14/06/2006
LAÏCITE ET DIVERSITE CULTURELLE
A l’occasion du centenaire de la loi de séparation des Eglises et de l’Etat, une Déclaration internationale de la laïcité, signée par plus de 200 universitaires de 30 pays des 5 continents a été présentée au Sénat. A l’article 15 de cette Déclaration, on trouve l’affirmation suivante : « La laïcité du XXIe siècle doit permettre d’articuler diversité culturelle et unité du lien politique et social, tout comme les laïcités historiques ont dû apprendre à concilier les diversités religieuses avec l’unité de ce lien. » Dans la logique propre de la Déclaration, cette assertion a comme motif le fait que –je cite- « Religions et convictions philosophiques constituent socialement des lieux de ressources culturelles ». Mais, outre que ce motif précis (les religions comme ressources culturelles) est loin d’être inintéressant pour nous, l’affirmation première présente une portée générale et son intérêt provient notamment du fait que ce sont des universitaires non Français qui, dans le processus collectif d’élaboration de la Déclaration, ont insisté sur ce nouveau rôle (ce nouvel âge !) de la laïcité : articuler diversité culturelle et unité du lien politique et social. Par ailleurs, diverses réflexions s’interrogent sur les liens entre laïcité et culture. Je donnerai juste 2 exemples : Jean-Paul Willaime qui estime que « la laïcité culturelle » est un « patrimoine commun à l’Europe » (1998, 2004) et Philippe Lazar qui propose, ce qui rejoint assez directement mon propos, de « redéfinir formellement la laïcité en tant que principe de reconnaissance réciproque de l’égale dignité des cultures » (2003, 92). Moi-même j’insiste sur le fait que la laïcité française s’est construite en partie grâce à des « transferts culturels » (2006).

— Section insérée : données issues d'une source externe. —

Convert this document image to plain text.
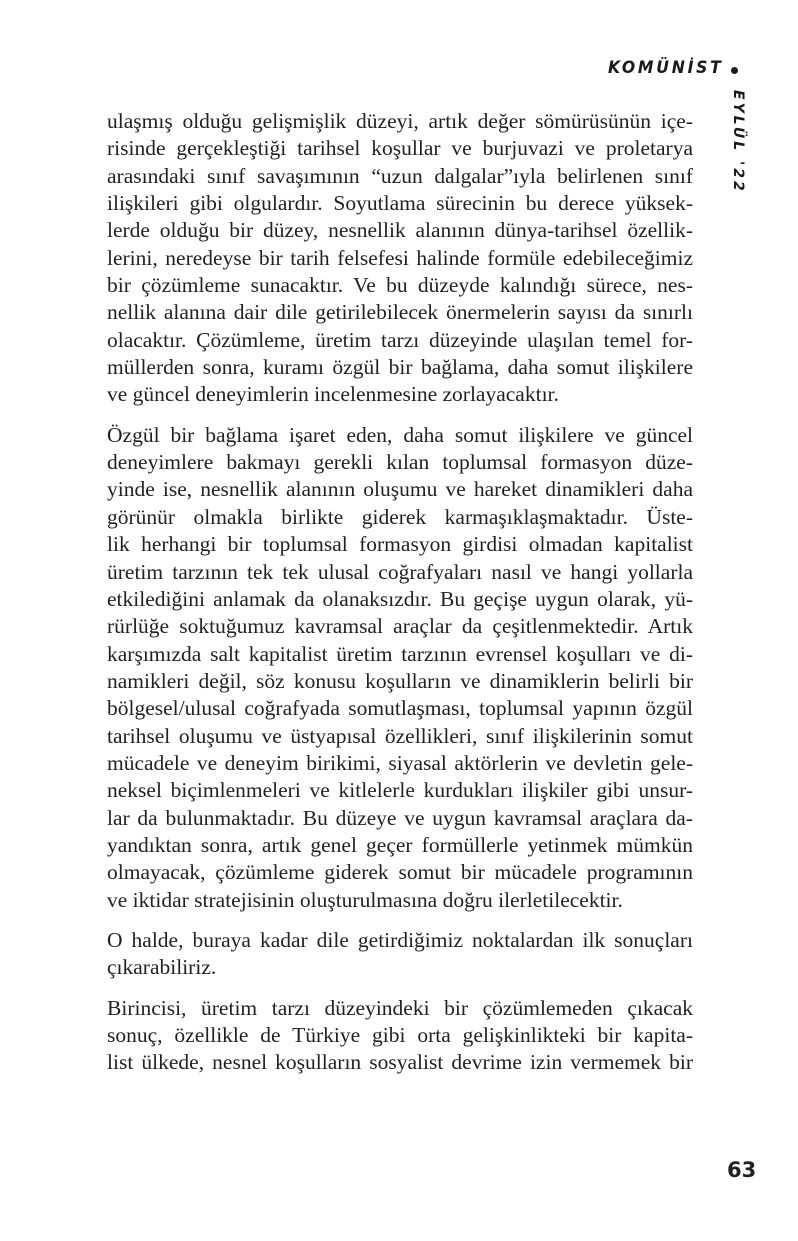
KOMÜNİST
EYLÜL '22

ulaşmış olduğu gelişmişlik düzeyi, artık değer sömürüsünün içe-
risinde gerçekleştiği tarihsel koşullar ve burjuvazi ve proletarya
arasındaki sınıf savaşımının “uzun dalgalar”ıyla belirlenen sınıf
ilişkileri gibi olgulardır. Soyutlama sürecinin bu derece yüksek-
lerde olduğu bir düzey, nesnellik alanının dünya-tarihsel özellik-
lerini, neredeyse bir tarih felsefesi halinde formüle edebileceğimiz
bir çözümleme sunacaktır. Ve bu düzeyde kalındığı sürece, nes-
nellik alanına dair dile getirilebilecek önermelerin sayısı da sınırlı
olacaktır. Çözümleme, üretim tarzı düzeyinde ulaşılan temel for-
müllerden sonra, kuramı özgül bir bağlama, daha somut ilişkilere
ve güncel deneyimlerin incelenmesine zorlayacaktır.

Özgül bir bağlama işaret eden, daha somut ilişkilere ve güncel
deneyimlere bakmayı gerekli kılan toplumsal formasyon düze-
yinde ise, nesnellik alanının oluşumu ve hareket dinamikleri daha
görünür olmakla birlikte giderek karmaşıklaşmaktadır. Üste-
lik herhangi bir toplumsal formasyon girdisi olmadan kapitalist
üretim tarzının tek tek ulusal coğrafyaları nasıl ve hangi yollarla
etkilediğini anlamak da olanaksızdır. Bu geçişe uygun olarak, yü-
rürlüğe soktuğumuz kavramsal araçlar da çeşitlenmektedir. Artık
karşımızda salt kapitalist üretim tarzının evrensel koşulları ve di-
namikleri değil, söz konusu koşulların ve dinamiklerin belirli bir
bölgesel/ulusal coğrafyada somutlaşması, toplumsal yapının özgül
tarihsel oluşumu ve üstyapısal özellikleri, sınıf ilişkilerinin somut
mücadele ve deneyim birikimi, siyasal aktörlerin ve devletin gele-
neksel biçimlenmeleri ve kitlelerle kurdukları ilişkiler gibi unsur-
lar da bulunmaktadır. Bu düzeye ve uygun kavramsal araçlara da-
yandıktan sonra, artık genel geçer formüllerle yetinmek mümkün
olmayacak, çözümleme giderek somut bir mücadele programının
ve iktidar stratejisinin oluşturulmasına doğru ilerletilecektir.

O halde, buraya kadar dile getirdiğimiz noktalardan ilk sonuçları
çıkarabiliriz.

Birincisi, üretim tarzı düzeyindeki bir çözümlemeden çıkacak
sonuç, özellikle de Türkiye gibi orta gelişkinlikteki bir kapita-
list ülkede, nesnel koşulların sosyalist devrime izin vermemek bir

63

Il me semble donc que lier la problématique de la laïcité et celle de la diversité culturelle n’est pas dépourvue d’avantages. D’abord cela peut donner une épaisseur historique à un problème qui, en apparence, a surgi à la fin du XXe siècle. Ensuite, cela peut contribuer à rendre plus explicite que la laïcité n’est pas une perspective franco-française. Intégrer le culturel va nous obliger à nous rappeler que laïcité provient de laïkos, le peuple, l’ensemble des citoyens qui ne détiennent pas des pouvoirs directs. Enfin, il existe aujourd’hui une interférence entre minorités culturelles et minorités religieuses et la crainte d’un repli communautaire, de pressions communautaristes, d’activismes extrémistes voire terroristes manifeste des rapports entre religion et culture. Tout cela ne signifie nullement qu’il faudrait réduire la culture à la religion ou la religion à la culture. Cependant la définition même de la culture (re)donnée par l’UNESCO dans la Déclaration Universelle sur la diversité culturelle met l’accent sur un certain continuum entre culture et religion en parlant de « traits distinctifs spirituels », de « façons de vivre ensemble », de « systèmes de valeurs », de « traditions » de « croyances ». Mais j’ajouterai qu’indirectement, cette Déclaration renvoie aussi au champ d’action de la laïcité car elle veut articuler « diversité » et « unité » et indique que « Nul ne peut invoquer la diversité culturelle pour porter atteinte aux droits de l’homme » et « en limiter la portée ».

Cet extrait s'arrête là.